6 is a side sectional view of a rotary machine having a cooling structure according to a third embodiment and is a sectional view taken along line BB of FIG. 4.

FIG. 7 is a sectional view of a rotary machine having a conventional cooling structure.

8 is a cross-sectional view taken along the line CC of the rotary machine of FIG.
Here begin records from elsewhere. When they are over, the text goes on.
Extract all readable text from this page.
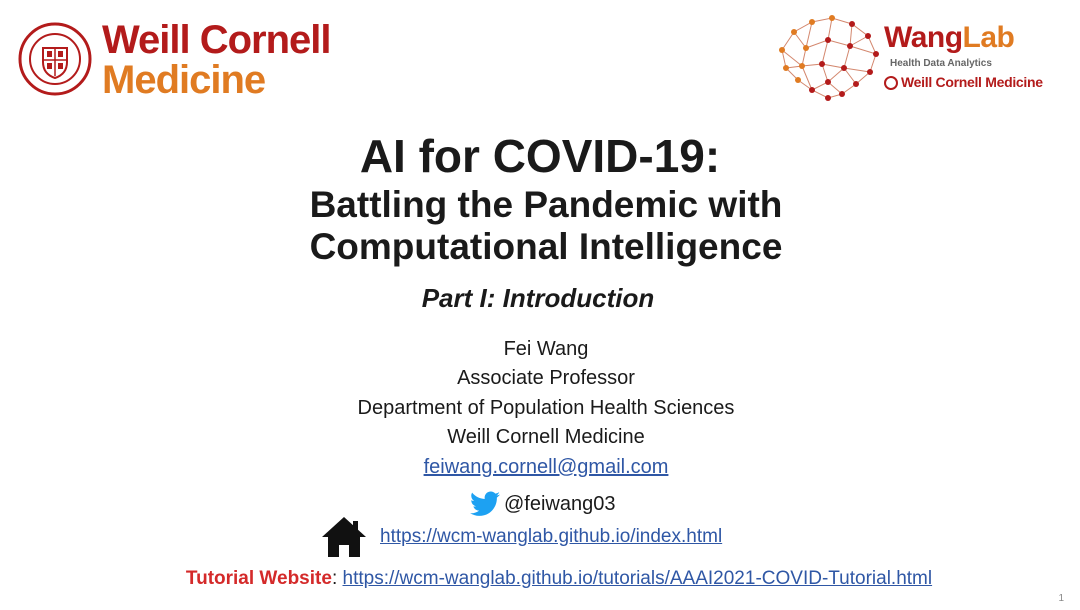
Weill Cornell
Medicine
WangLab
Health Data Analytics
Weill Cornell Medicine
AI for COVID-19:
Battling the Pandemic with
Computational Intelligence
Part I: Introduction
Fei Wang
Associate Professor
Department of Population Health Sciences
Weill Cornell Medicine
feiwang.cornell@gmail.com
@feiwang03
https://wcm-wanglab.github.io/index.html
Tutorial Website: https://wcm-wanglab.github.io/tutorials/AAAI2021-COVID-Tutorial.html
1
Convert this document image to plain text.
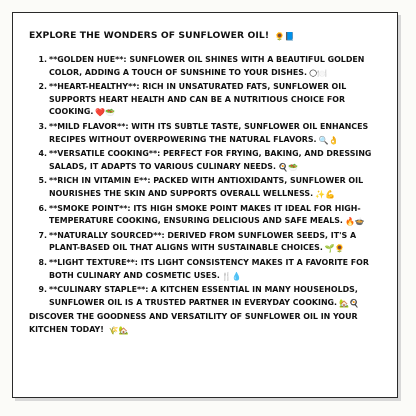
EXPLORE THE WONDERS OF SUNFLOWER OIL! 🌻📘
1. **GOLDEN HUE**: SUNFLOWER OIL SHINES WITH A BEAUTIFUL GOLDEN COLOR, ADDING A TOUCH OF SUNSHINE TO YOUR DISHES. 🌕🍽️
2. **HEART-HEALTHY**: RICH IN UNSATURATED FATS, SUNFLOWER OIL SUPPORTS HEART HEALTH AND CAN BE A NUTRITIOUS CHOICE FOR COOKING. ❤️🥗
3. **MILD FLAVOR**: WITH ITS SUBTLE TASTE, SUNFLOWER OIL ENHANCES RECIPES WITHOUT OVERPOWERING THE NATURAL FLAVORS. 🔍👌
4. **VERSATILE COOKING**: PERFECT FOR FRYING, BAKING, AND DRESSING SALADS, IT ADAPTS TO VARIOUS CULINARY NEEDS. 🍳🥗
5. **RICH IN VITAMIN E**: PACKED WITH ANTIOXIDANTS, SUNFLOWER OIL NOURISHES THE SKIN AND SUPPORTS OVERALL WELLNESS. ✨💪
6. **SMOKE POINT**: ITS HIGH SMOKE POINT MAKES IT IDEAL FOR HIGH-TEMPERATURE COOKING, ENSURING DELICIOUS AND SAFE MEALS. 🔥🍲
7. **NATURALLY SOURCED**: DERIVED FROM SUNFLOWER SEEDS, IT'S A PLANT-BASED OIL THAT ALIGNS WITH SUSTAINABLE CHOICES. 🌱🌻
8. **LIGHT TEXTURE**: ITS LIGHT CONSISTENCY MAKES IT A FAVORITE FOR BOTH CULINARY AND COSMETIC USES. 🍴💧
9. **CULINARY STAPLE**: A KITCHEN ESSENTIAL IN MANY HOUSEHOLDS, SUNFLOWER OIL IS A TRUSTED PARTNER IN EVERYDAY COOKING. 🏡🍳
DISCOVER THE GOODNESS AND VERSATILITY OF SUNFLOWER OIL IN YOUR KITCHEN TODAY! 🌾🏡
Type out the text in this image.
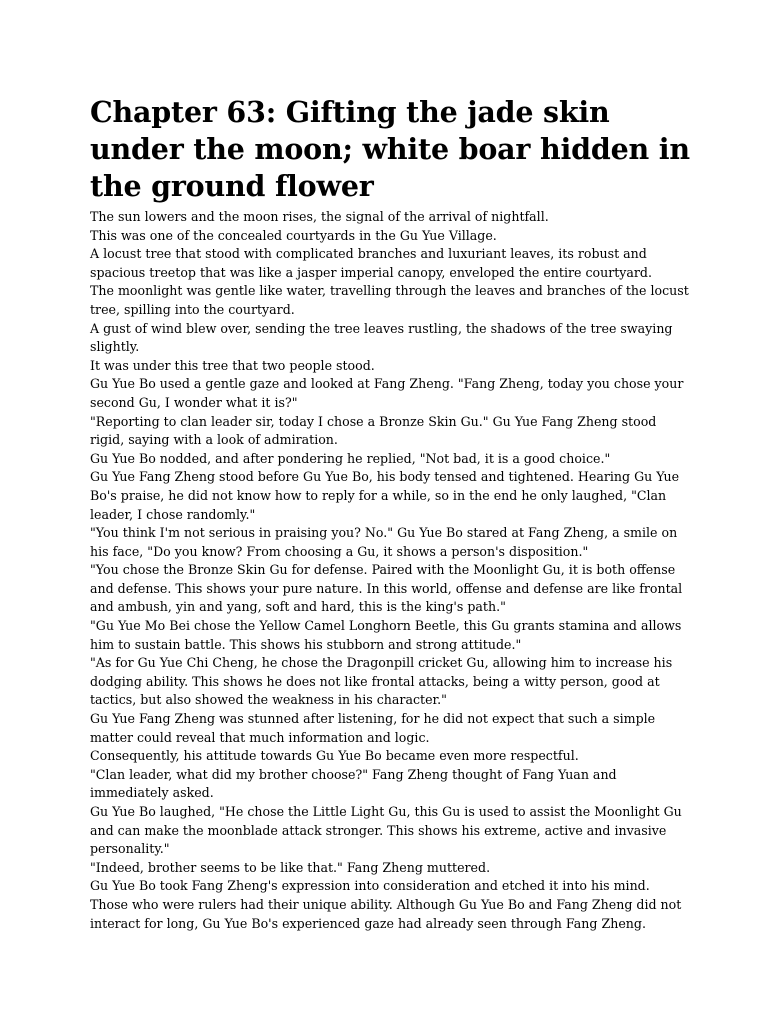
Chapter 63: Gifting the jade skin under the moon; white boar hidden in the ground flower

The sun lowers and the moon rises, the signal of the arrival of nightfall.

This was one of the concealed courtyards in the Gu Yue Village.

A locust tree that stood with complicated branches and luxuriant leaves, its robust and spacious treetop that was like a jasper imperial canopy, enveloped the entire courtyard.

The moonlight was gentle like water, travelling through the leaves and branches of the locust tree, spilling into the courtyard.

A gust of wind blew over, sending the tree leaves rustling, the shadows of the tree swaying slightly.

It was under this tree that two people stood.

Gu Yue Bo used a gentle gaze and looked at Fang Zheng. "Fang Zheng, today you chose your second Gu, I wonder what it is?"

"Reporting to clan leader sir, today I chose a Bronze Skin Gu." Gu Yue Fang Zheng stood rigid, saying with a look of admiration.

Gu Yue Bo nodded, and after pondering he replied, "Not bad, it is a good choice."

Gu Yue Fang Zheng stood before Gu Yue Bo, his body tensed and tightened. Hearing Gu Yue Bo's praise, he did not know how to reply for a while, so in the end he only laughed, "Clan leader, I chose randomly."

"You think I'm not serious in praising you? No." Gu Yue Bo stared at Fang Zheng, a smile on his face, "Do you know? From choosing a Gu, it shows a person's disposition."

"You chose the Bronze Skin Gu for defense. Paired with the Moonlight Gu, it is both offense and defense. This shows your pure nature. In this world, offense and defense are like frontal and ambush, yin and yang, soft and hard, this is the king's path."

"Gu Yue Mo Bei chose the Yellow Camel Longhorn Beetle, this Gu grants stamina and allows him to sustain battle. This shows his stubborn and strong attitude."

"As for Gu Yue Chi Cheng, he chose the Dragonpill cricket Gu, allowing him to increase his dodging ability. This shows he does not like frontal attacks, being a witty person, good at tactics, but also showed the weakness in his character."

Gu Yue Fang Zheng was stunned after listening, for he did not expect that such a simple matter could reveal that much information and logic.

Consequently, his attitude towards Gu Yue Bo became even more respectful.

"Clan leader, what did my brother choose?" Fang Zheng thought of Fang Yuan and immediately asked.

Gu Yue Bo laughed, "He chose the Little Light Gu, this Gu is used to assist the Moonlight Gu and can make the moonblade attack stronger. This shows his extreme, active and invasive personality."

"Indeed, brother seems to be like that." Fang Zheng muttered.

Gu Yue Bo took Fang Zheng's expression into consideration and etched it into his mind.

Those who were rulers had their unique ability. Although Gu Yue Bo and Fang Zheng did not interact for long, Gu Yue Bo's experienced gaze had already seen through Fang Zheng.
9 is a side view of the rotary machine of FIG. 7. FIG.

[Explanation of symbols]

1 bracket, 2 coolant inlet, 3 coolant outlet, 4
Cooling pipe, 5 Coolant passage, 6 Stator core, 7
Stator coil, 8 thermal conductive resin, 9 thermal conductive adhesive.

Claims (6)

[Claims] 1. A rotary machine in which a stator coil is wound around a stator core arranged inside a bracket, wherein a cooling pipe through which a cooling liquid passes is attached to the outer periphery of the stator core. Rotary machine with liquid cooling structure. 2. The cooling pipe is provided on the outer circumference of the stator core in parallel with the axial direction of the stator and is folded back in the opposite direction at the axial end of the stator, and this folded structure is repeated over the entire circumference of the stator core. The rotary machine having a liquid cooling structure according to claim 1, wherein the cooling pipe is fitted in a groove provided in an outer peripheral portion of the stator core. 3. An outer diameter portion of the cooling pipe is configured to slightly protrude from the outer diameter of the stator core, and a groove for accommodating the protruding pipe portion is provided in an outer peripheral bracket,
The rotary machine having a liquid cooling structure according to claim 1 or 2, wherein the cooling pipe is fitted in a groove of the bracket. 4. A rotation having a liquid cooling structure according to claim 1, wherein a heat conductive insulating material is formed between the cooling pipe and the stator coil. machine. 5. The stator core and the cooling pipe are fixed to each other by using an adhesive having a high thermal conductivity between the fixed iron core and the cooling pipe. A rotary machine having the liquid cooling structure according to the item. 6. The cooling pipe according to claim 1, wherein the cooling pipe has a horizontally long cross-sectional shape, and the longitudinal direction thereof is substantially the circumferential direction of the stator core. A rotary machine having the liquid cooling structure according to the item.